Waarom kiezen we voor 10% van de omzet? Het is coulant van mij dat ik die vragen nu allemaal beantwoord. Het hoort bij de wetsbehandeling en na zo veel steun moet je dat natuurlijk ook doen. Moet dat percentage niet hoger? Er is veel steun voor het wetsvoorstel. Die 10% komt uit het bestuursrecht en uit Europese regels over handhaving van het mededingingsrecht. We trekken dat nu door naar het strafrecht. Daarin is de hoogste categorie nu slechts € 780.000. Dit is voldoende afschrikwekkend. We zullen dit in de praktijk volgen. Bovendien kunnen boetes cumuleren als er sprake is van een meerdaadse samenloop van misdrijven.
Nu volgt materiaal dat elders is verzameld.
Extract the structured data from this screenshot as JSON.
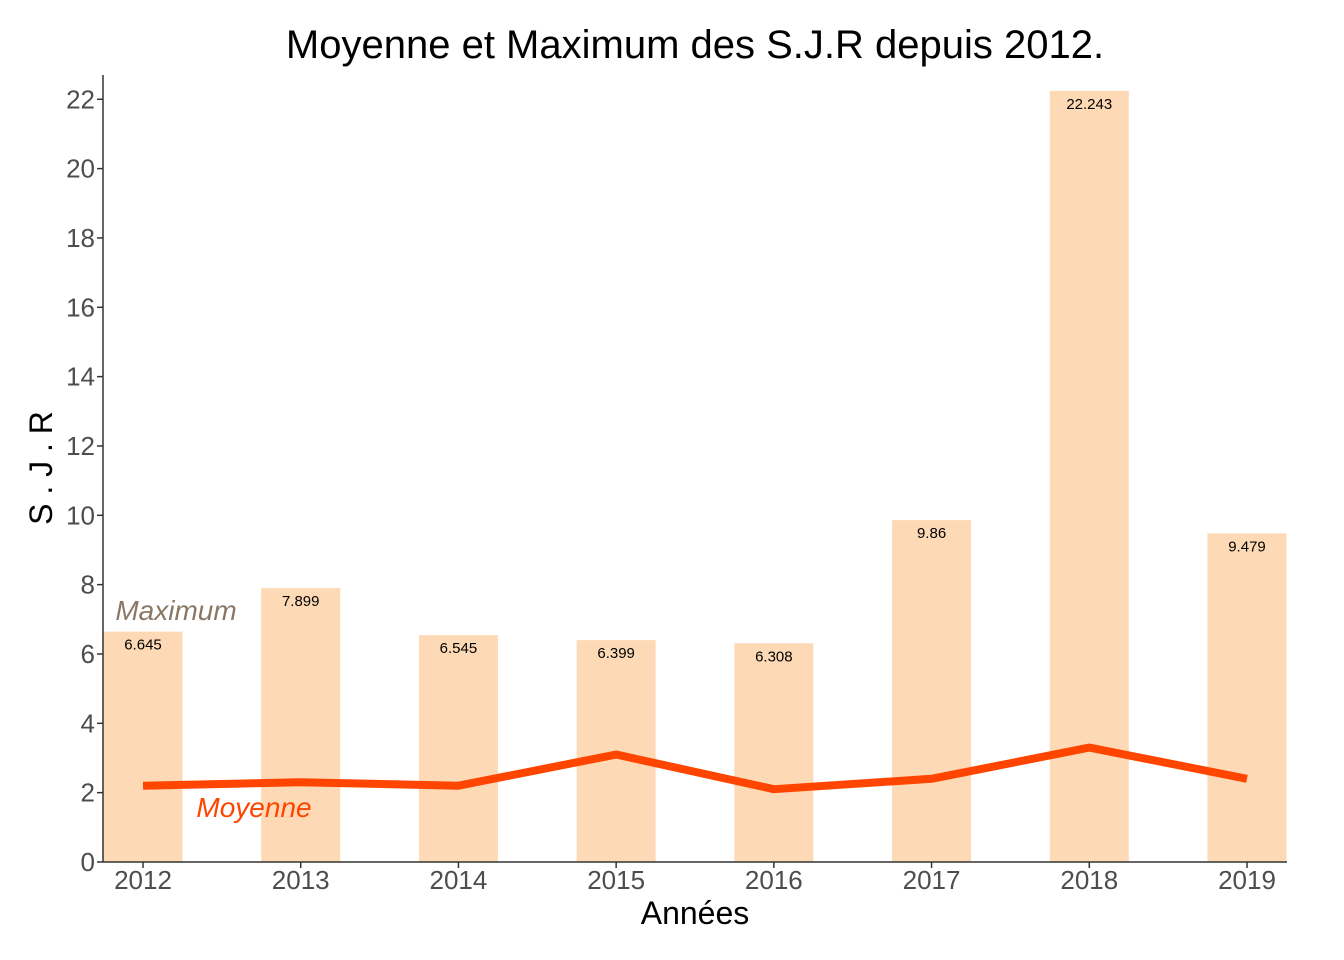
{
  "chart_data": {
    "type": "bar",
    "title": "Moyenne et Maximum des S.J.R depuis 2012.",
    "xlabel": "Années",
    "ylabel": "S . J . R",
    "categories": [
      "2012",
      "2013",
      "2014",
      "2015",
      "2016",
      "2017",
      "2018",
      "2019"
    ],
    "ylim": [
      0,
      22.7
    ],
    "yticks": [
      0,
      2,
      4,
      6,
      8,
      10,
      12,
      14,
      16,
      18,
      20,
      22
    ],
    "grid": false,
    "legend": "none",
    "series": [
      {
        "name": "Maximum",
        "type": "bar",
        "color": "#fdd9b5",
        "values": [
          6.645,
          7.899,
          6.545,
          6.399,
          6.308,
          9.86,
          22.243,
          9.479
        ],
        "labels": [
          "6.645",
          "7.899",
          "6.545",
          "6.399",
          "6.308",
          "9.86",
          "22.243",
          "9.479"
        ]
      },
      {
        "name": "Moyenne",
        "type": "line",
        "color": "#ff4500",
        "values": [
          2.2,
          2.3,
          2.2,
          3.1,
          2.1,
          2.4,
          3.3,
          2.4
        ]
      }
    ],
    "annotations": [
      {
        "text": "Maximum",
        "color": "#8b7765",
        "near": "2012"
      },
      {
        "text": "Moyenne",
        "color": "#ff4500",
        "near": "2012-2013"
      }
    ]
  }
}
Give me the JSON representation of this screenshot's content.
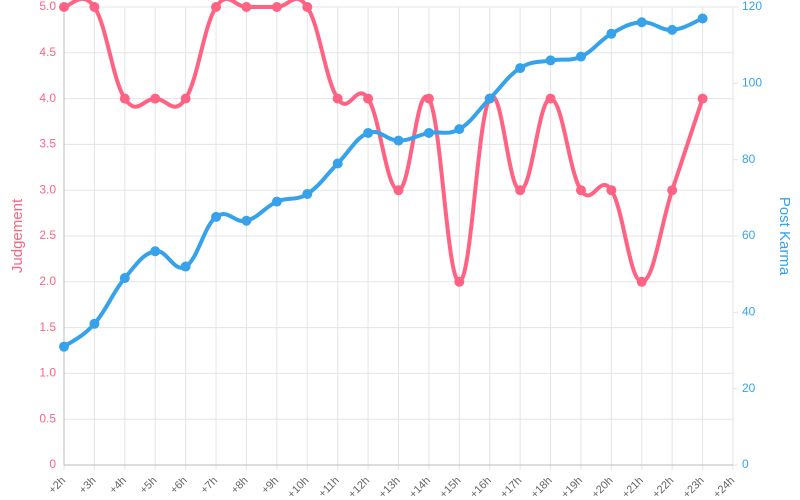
{
  "chart_data": {
    "type": "line",
    "categories": [
      "+2h",
      "+3h",
      "+4h",
      "+5h",
      "+6h",
      "+7h",
      "+8h",
      "+9h",
      "+10h",
      "+11h",
      "+12h",
      "+13h",
      "+14h",
      "+15h",
      "+16h",
      "+17h",
      "+18h",
      "+19h",
      "+20h",
      "+21h",
      "+22h",
      "+23h",
      "+24h"
    ],
    "series": [
      {
        "name": "Judgement",
        "color": "#ff6384",
        "axis": "y",
        "values": [
          5,
          5,
          4,
          4,
          4,
          5,
          5,
          5,
          5,
          4,
          4,
          3,
          4,
          2,
          4,
          3,
          4,
          3,
          3,
          2,
          3,
          4,
          null
        ]
      },
      {
        "name": "Post Karma",
        "color": "#36a2eb",
        "axis": "y2",
        "values": [
          31,
          37,
          49,
          56,
          52,
          65,
          64,
          69,
          71,
          79,
          87,
          85,
          87,
          88,
          96,
          104,
          106,
          107,
          113,
          116,
          114,
          117,
          null
        ]
      }
    ],
    "ylabel": "Judgement",
    "y2label": "Post Karma",
    "ylim": [
      0,
      5
    ],
    "yticks": [
      0,
      0.5,
      {
        "value": 1,
        "label": "1.0"
      },
      1.5,
      {
        "value": 2,
        "label": "2.0"
      },
      2.5,
      {
        "value": 3,
        "label": "3.0"
      },
      3.5,
      {
        "value": 4,
        "label": "4.0"
      },
      4.5,
      {
        "value": 5,
        "label": "5.0"
      }
    ],
    "y2lim": [
      0,
      120
    ],
    "y2ticks": [
      0,
      20,
      40,
      60,
      80,
      100,
      120
    ],
    "grid": true
  }
}
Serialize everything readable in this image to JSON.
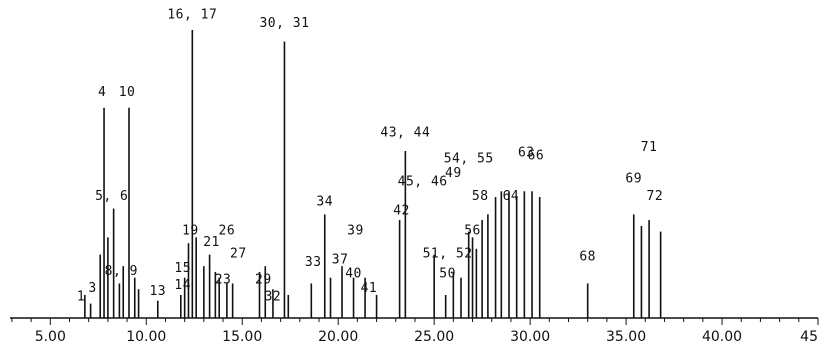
{
  "chart_data": {
    "type": "line",
    "x_ticks": [
      "5.00",
      "10.00",
      "15.00",
      "20.00",
      "25.00",
      "30.00",
      "35.00",
      "40.00",
      "45"
    ],
    "x_tick_values": [
      5,
      10,
      15,
      20,
      25,
      30,
      35,
      40,
      45
    ],
    "xlim": [
      2.9,
      45.0
    ],
    "ylim": [
      0,
      100
    ],
    "minor_tick_step": 1,
    "grid": false,
    "peaks": [
      [
        6.8,
        8
      ],
      [
        7.1,
        5
      ],
      [
        7.6,
        22
      ],
      [
        7.8,
        73
      ],
      [
        8.0,
        28
      ],
      [
        8.3,
        38
      ],
      [
        8.6,
        12
      ],
      [
        8.8,
        18
      ],
      [
        9.1,
        73
      ],
      [
        9.4,
        14
      ],
      [
        9.6,
        10
      ],
      [
        10.6,
        6
      ],
      [
        11.8,
        8
      ],
      [
        12.0,
        14
      ],
      [
        12.2,
        26
      ],
      [
        12.4,
        100
      ],
      [
        12.6,
        28
      ],
      [
        13.0,
        18
      ],
      [
        13.3,
        22
      ],
      [
        13.6,
        16
      ],
      [
        13.8,
        14
      ],
      [
        14.2,
        12
      ],
      [
        14.5,
        12
      ],
      [
        15.9,
        16
      ],
      [
        16.2,
        18
      ],
      [
        16.6,
        10
      ],
      [
        17.2,
        96
      ],
      [
        17.4,
        8
      ],
      [
        18.6,
        12
      ],
      [
        19.3,
        36
      ],
      [
        19.6,
        14
      ],
      [
        20.2,
        18
      ],
      [
        20.8,
        14
      ],
      [
        21.4,
        14
      ],
      [
        22.0,
        8
      ],
      [
        23.2,
        34
      ],
      [
        23.5,
        58
      ],
      [
        25.0,
        22
      ],
      [
        25.6,
        8
      ],
      [
        26.0,
        16
      ],
      [
        26.4,
        14
      ],
      [
        26.8,
        30
      ],
      [
        27.0,
        28
      ],
      [
        27.2,
        24
      ],
      [
        27.5,
        34
      ],
      [
        27.8,
        36
      ],
      [
        28.2,
        42
      ],
      [
        28.5,
        44
      ],
      [
        28.9,
        44
      ],
      [
        29.3,
        42
      ],
      [
        29.7,
        44
      ],
      [
        30.1,
        44
      ],
      [
        30.5,
        42
      ],
      [
        33.0,
        12
      ],
      [
        35.4,
        36
      ],
      [
        35.8,
        32
      ],
      [
        36.2,
        34
      ],
      [
        36.8,
        30
      ]
    ],
    "annotations": [
      {
        "text": "1",
        "x": 6.6,
        "y": 6
      },
      {
        "text": "3",
        "x": 7.2,
        "y": 9
      },
      {
        "text": "4",
        "x": 7.7,
        "y": 77
      },
      {
        "text": "10",
        "x": 9.0,
        "y": 77
      },
      {
        "text": "5, 6",
        "x": 8.2,
        "y": 41
      },
      {
        "text": "8, 9",
        "x": 8.7,
        "y": 15
      },
      {
        "text": "13",
        "x": 10.6,
        "y": 8
      },
      {
        "text": "14",
        "x": 11.9,
        "y": 10
      },
      {
        "text": "15",
        "x": 11.9,
        "y": 16
      },
      {
        "text": "16, 17",
        "x": 12.4,
        "y": 104
      },
      {
        "text": "19",
        "x": 12.3,
        "y": 29
      },
      {
        "text": "21",
        "x": 13.4,
        "y": 25
      },
      {
        "text": "26",
        "x": 14.2,
        "y": 29
      },
      {
        "text": "27",
        "x": 14.8,
        "y": 21
      },
      {
        "text": "23",
        "x": 14.0,
        "y": 12
      },
      {
        "text": "29",
        "x": 16.1,
        "y": 12
      },
      {
        "text": "32",
        "x": 16.6,
        "y": 6
      },
      {
        "text": "30, 31",
        "x": 17.2,
        "y": 101
      },
      {
        "text": "33",
        "x": 18.7,
        "y": 18
      },
      {
        "text": "34",
        "x": 19.3,
        "y": 39
      },
      {
        "text": "37",
        "x": 20.1,
        "y": 19
      },
      {
        "text": "39",
        "x": 20.9,
        "y": 29
      },
      {
        "text": "40",
        "x": 20.8,
        "y": 14
      },
      {
        "text": "41",
        "x": 21.6,
        "y": 9
      },
      {
        "text": "42",
        "x": 23.3,
        "y": 36
      },
      {
        "text": "43, 44",
        "x": 23.5,
        "y": 63
      },
      {
        "text": "45, 46",
        "x": 24.4,
        "y": 46
      },
      {
        "text": "49",
        "x": 26.0,
        "y": 49
      },
      {
        "text": "50",
        "x": 25.7,
        "y": 14
      },
      {
        "text": "51, 52",
        "x": 25.7,
        "y": 21
      },
      {
        "text": "54, 55",
        "x": 26.8,
        "y": 54
      },
      {
        "text": "56",
        "x": 27.0,
        "y": 29
      },
      {
        "text": "58",
        "x": 27.4,
        "y": 41
      },
      {
        "text": "63",
        "x": 29.8,
        "y": 56
      },
      {
        "text": "64",
        "x": 29.0,
        "y": 41
      },
      {
        "text": "66",
        "x": 30.3,
        "y": 55
      },
      {
        "text": "68",
        "x": 33.0,
        "y": 20
      },
      {
        "text": "69",
        "x": 35.4,
        "y": 47
      },
      {
        "text": "71",
        "x": 36.2,
        "y": 58
      },
      {
        "text": "72",
        "x": 36.5,
        "y": 41
      }
    ]
  }
}
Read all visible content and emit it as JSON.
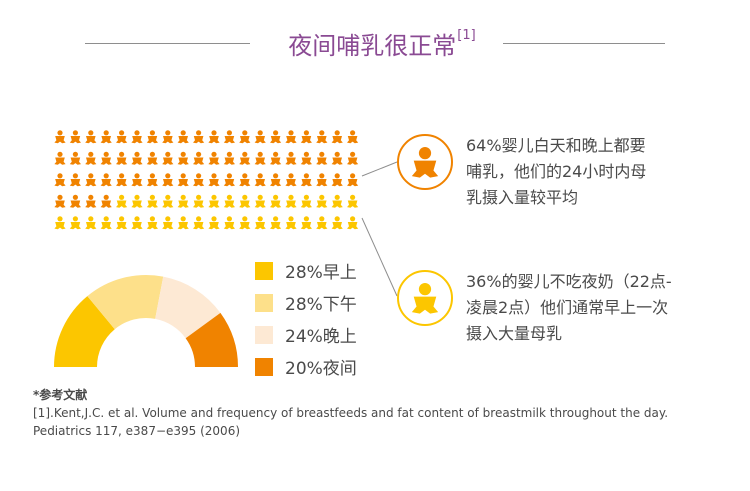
{
  "title": "夜间哺乳很正常",
  "title_ref": "[1]",
  "colors": {
    "orange": "#f08300",
    "yellow": "#fcc600",
    "light_yellow": "#fde08a",
    "pale": "#fde9d4",
    "purple": "#8a4a93"
  },
  "callouts": [
    {
      "icon": "baby-icon",
      "color": "#f08300",
      "lines": [
        "64%婴儿白天和晚上都要",
        "哺乳，他们的24小时内母",
        "乳摄入量较平均"
      ]
    },
    {
      "icon": "baby-icon",
      "color": "#fcc600",
      "lines": [
        "36%的婴儿不吃夜奶（22点-",
        "凌晨2点）他们通常早上一次",
        "摄入大量母乳"
      ]
    }
  ],
  "chart_data": [
    {
      "type": "pictogram",
      "total": 100,
      "series": [
        {
          "name": "白天和晚上都要哺乳",
          "value": 64,
          "color": "#f08300"
        },
        {
          "name": "不吃夜奶",
          "value": 36,
          "color": "#fcc600"
        }
      ]
    },
    {
      "type": "pie",
      "style": "half-donut",
      "categories": [
        "早上",
        "下午",
        "晚上",
        "夜间"
      ],
      "values": [
        28,
        28,
        24,
        20
      ],
      "labels": [
        "28%早上",
        "28%下午",
        "24%晚上",
        "20%夜间"
      ],
      "colors": [
        "#fcc600",
        "#fde08a",
        "#fde9d4",
        "#f08300"
      ]
    }
  ],
  "references": {
    "heading": "*参考文献",
    "lines": [
      "[1].Kent,J.C. et al. Volume and frequency of breastfeeds and fat content of breastmilk throughout the day.",
      "Pediatrics 117, e387−e395 (2006)"
    ]
  }
}
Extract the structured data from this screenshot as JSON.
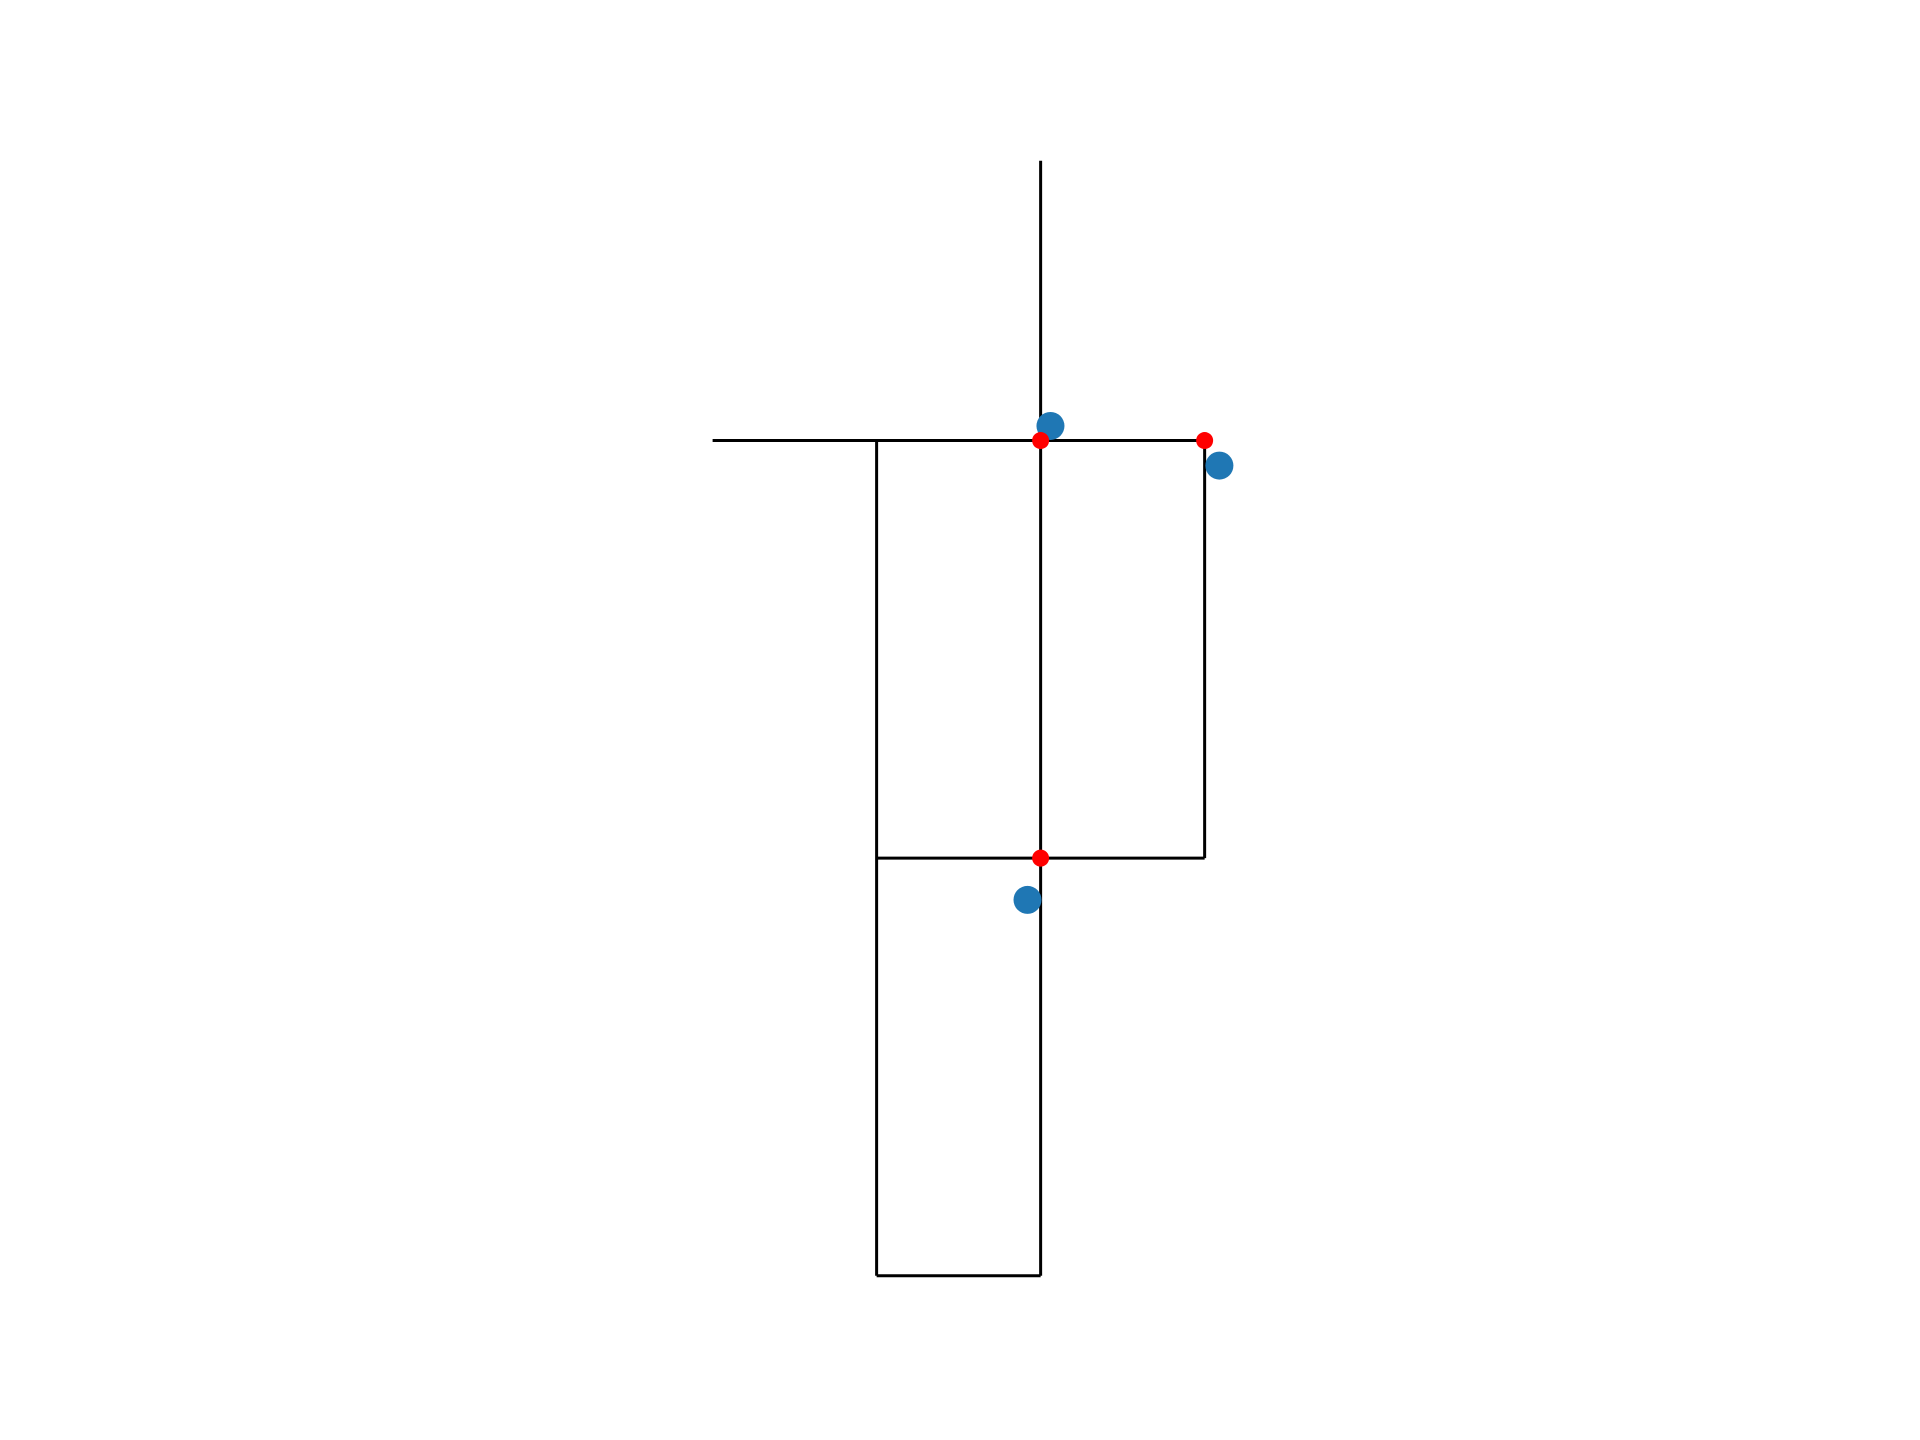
{
  "chart_data": {
    "type": "scatter",
    "xlim": [
      -2.15,
      1.24
    ],
    "ylim": [
      -2.13,
      0.8
    ],
    "segment_color": "black",
    "segments": [
      {
        "x": [
          0,
          0
        ],
        "y": [
          0.67,
          -2
        ]
      },
      {
        "x": [
          -2,
          1
        ],
        "y": [
          0,
          0
        ]
      },
      {
        "x": [
          -1,
          -1
        ],
        "y": [
          0,
          -2
        ]
      },
      {
        "x": [
          1,
          1
        ],
        "y": [
          0,
          -1
        ]
      },
      {
        "x": [
          -1,
          1
        ],
        "y": [
          -1,
          -1
        ]
      },
      {
        "x": [
          -1,
          0
        ],
        "y": [
          -2,
          -2
        ]
      }
    ],
    "series": [
      {
        "color": "#1f77b4",
        "x": [
          0.06,
          1.09,
          -0.08
        ],
        "y": [
          0.035,
          -0.06,
          -1.1
        ]
      },
      {
        "color": "#ff0000",
        "x": [
          0,
          1,
          0
        ],
        "y": [
          0,
          0,
          -1
        ]
      }
    ]
  }
}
Ik denk dat het voor ondernemers een ongelooflijk schrikbeeld is om een boete ter hoogte van 10% van de omzet te krijgen. Hogere boetes lijken me dus niet noodzakelijk. Het is echter wel belangrijk om de witteboordencriminaliteit hard aan te pakken. Dat is de inzet.
De voorzitter: We zijn nu gekomen aan het eind van de eerste termijn van de Minister. We hebben nog tijd voor een tweede termijn. Ik stel de Kamerleden het volgende voor: twee minuten spreektijd en één interruptie.
Mevrouw Helder (PVV): Voorzitter. In vervolg op mijn spontane – ahum – uitbarsting van zonet zeg ik: de Minister begon weer met het voorlezen van een deel van de brief – dat verwachtte ik al – en kwam met het antwoord dat het voldoende afschrikwekkende werking heeft. Hopelijk zullen we bij de behandeling van het wetsvoorstel zien waarop hij dat baseert. Ik memoreer nog maar even dat het het idee van meerdere partijen, maar zeker ook van de PVV, was om het boeteplafond in het strafrecht fors op te hogen, zodat het ook in verhouding zou komen met de winst die met dergelijke criminaliteit wordt behaald. De Minister verwijst in zijn antwoord naar de meerdaadse samenloop. Laat ook dat nu net een idee van de PVV zijn. Het is dus allemaal leuk gehoord, goed gejat. Ik vind het weer geen bevredigend antwoord. Wat mij betreft is het AO ten einde. Ik wens mijn collega's veel succes bij de rest.
(Mevrouw Helder verlaat de vergaderzaal.)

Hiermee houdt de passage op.